Create a Statewide Giglio Database
Require all County Attorneys and police departments to contribute to a shared system tracking officers with sustained misconduct findings related to truthfulness, bias, or use of force.
Mandate Interagency Notification
Amend POST regulations to require that any sustained finding involving dishonesty, perjury, or rights violations be immediately reported to all relevant prosecutors.
Amend Rule 9.01
Clarify that impeachment material must be disclosed automatically—without defense request—and include internal disciplinary records affecting credibility.
Standardize Prosecutorial Policy Statewide
Enact legislation requiring every county to adopt written Giglio compliance policies and share them with defense counsel as a matter of routine.

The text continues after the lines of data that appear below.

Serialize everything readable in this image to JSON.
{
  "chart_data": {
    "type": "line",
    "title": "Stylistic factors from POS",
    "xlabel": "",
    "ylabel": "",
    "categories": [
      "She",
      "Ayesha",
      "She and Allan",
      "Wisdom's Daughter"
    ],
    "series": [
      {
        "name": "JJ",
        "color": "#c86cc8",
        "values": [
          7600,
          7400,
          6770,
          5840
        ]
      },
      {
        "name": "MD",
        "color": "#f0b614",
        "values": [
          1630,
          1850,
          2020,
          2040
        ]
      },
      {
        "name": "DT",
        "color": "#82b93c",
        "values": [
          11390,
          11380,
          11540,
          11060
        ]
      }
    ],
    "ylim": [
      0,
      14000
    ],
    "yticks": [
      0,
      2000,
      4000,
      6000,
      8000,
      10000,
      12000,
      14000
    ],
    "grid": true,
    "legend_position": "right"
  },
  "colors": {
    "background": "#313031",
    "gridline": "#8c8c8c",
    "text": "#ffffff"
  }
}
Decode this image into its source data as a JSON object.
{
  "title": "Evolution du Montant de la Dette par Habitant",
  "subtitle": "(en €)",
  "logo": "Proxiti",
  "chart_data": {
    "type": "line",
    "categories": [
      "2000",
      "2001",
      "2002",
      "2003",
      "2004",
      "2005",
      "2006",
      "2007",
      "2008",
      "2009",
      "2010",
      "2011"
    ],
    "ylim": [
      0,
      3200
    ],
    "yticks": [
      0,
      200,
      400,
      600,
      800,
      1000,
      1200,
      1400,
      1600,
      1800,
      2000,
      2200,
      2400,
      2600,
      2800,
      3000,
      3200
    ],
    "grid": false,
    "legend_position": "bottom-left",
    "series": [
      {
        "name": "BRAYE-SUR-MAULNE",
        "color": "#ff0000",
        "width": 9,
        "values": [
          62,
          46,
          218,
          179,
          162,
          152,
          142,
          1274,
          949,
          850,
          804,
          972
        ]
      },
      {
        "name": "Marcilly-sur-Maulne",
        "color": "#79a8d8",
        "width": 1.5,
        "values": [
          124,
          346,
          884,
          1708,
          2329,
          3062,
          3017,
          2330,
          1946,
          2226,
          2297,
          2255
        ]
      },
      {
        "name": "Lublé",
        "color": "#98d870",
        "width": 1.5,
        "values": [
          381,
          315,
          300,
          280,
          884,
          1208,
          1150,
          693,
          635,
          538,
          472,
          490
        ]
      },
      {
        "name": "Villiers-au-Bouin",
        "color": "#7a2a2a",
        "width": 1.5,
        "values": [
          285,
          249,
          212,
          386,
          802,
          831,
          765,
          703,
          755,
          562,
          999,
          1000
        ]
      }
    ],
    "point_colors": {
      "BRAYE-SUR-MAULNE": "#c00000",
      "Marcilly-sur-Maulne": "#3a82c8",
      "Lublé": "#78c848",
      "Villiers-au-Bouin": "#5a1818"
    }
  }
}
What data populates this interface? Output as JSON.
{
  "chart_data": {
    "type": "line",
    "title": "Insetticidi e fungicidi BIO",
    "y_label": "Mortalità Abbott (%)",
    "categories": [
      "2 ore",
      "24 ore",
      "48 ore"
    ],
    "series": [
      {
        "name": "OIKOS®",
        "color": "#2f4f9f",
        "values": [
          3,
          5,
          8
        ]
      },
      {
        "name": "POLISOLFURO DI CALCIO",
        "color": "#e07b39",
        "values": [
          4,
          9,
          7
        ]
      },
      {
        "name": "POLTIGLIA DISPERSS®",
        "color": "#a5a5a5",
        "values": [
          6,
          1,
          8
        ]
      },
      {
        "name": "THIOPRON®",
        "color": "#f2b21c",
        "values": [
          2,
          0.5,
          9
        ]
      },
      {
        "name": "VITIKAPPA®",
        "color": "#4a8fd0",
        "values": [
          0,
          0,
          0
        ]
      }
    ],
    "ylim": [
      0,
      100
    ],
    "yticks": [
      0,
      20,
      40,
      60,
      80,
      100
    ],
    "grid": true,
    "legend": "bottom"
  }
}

Amend the Data Practices Act for Officer Misconduct Transparency
Allow for broader, faster disclosure of sustained findings relevant to courtroom testimony—even before final discipline.
Establish a Prosecutorial Oversight Board
Create a nonpartisan entity empowered to audit Brady/Giglio compliance, investigate complaints, and make referrals to licensing and discipline agencies.
Create a Public-Facing Misconduct Registry
Build a redacted database that allows defense attorneys, journalists, and the public to verify whether a testifying officer has a history of misconduct.
Judicial Oversight of Testifying Officers
Require pretrial hearings to determine whether officers with known credibility impairments may testify, and under what limitations.
Minnesota, for all its public commitments to justice reform, has yet to institutionalize the most basic mechanisms of prosecutorial candor. As long as the state permits truth in the courtroom to rest on fragmented discretion rather than systemic enforcement, it will remain vulnerable to the very injustices it has pledged to prevent. Brady and Giglio are not theoretical obligations—they are enforceable rights. Minnesota must ensure that its courts reflect this reality by embedding truth-telling into every tier of its justice system.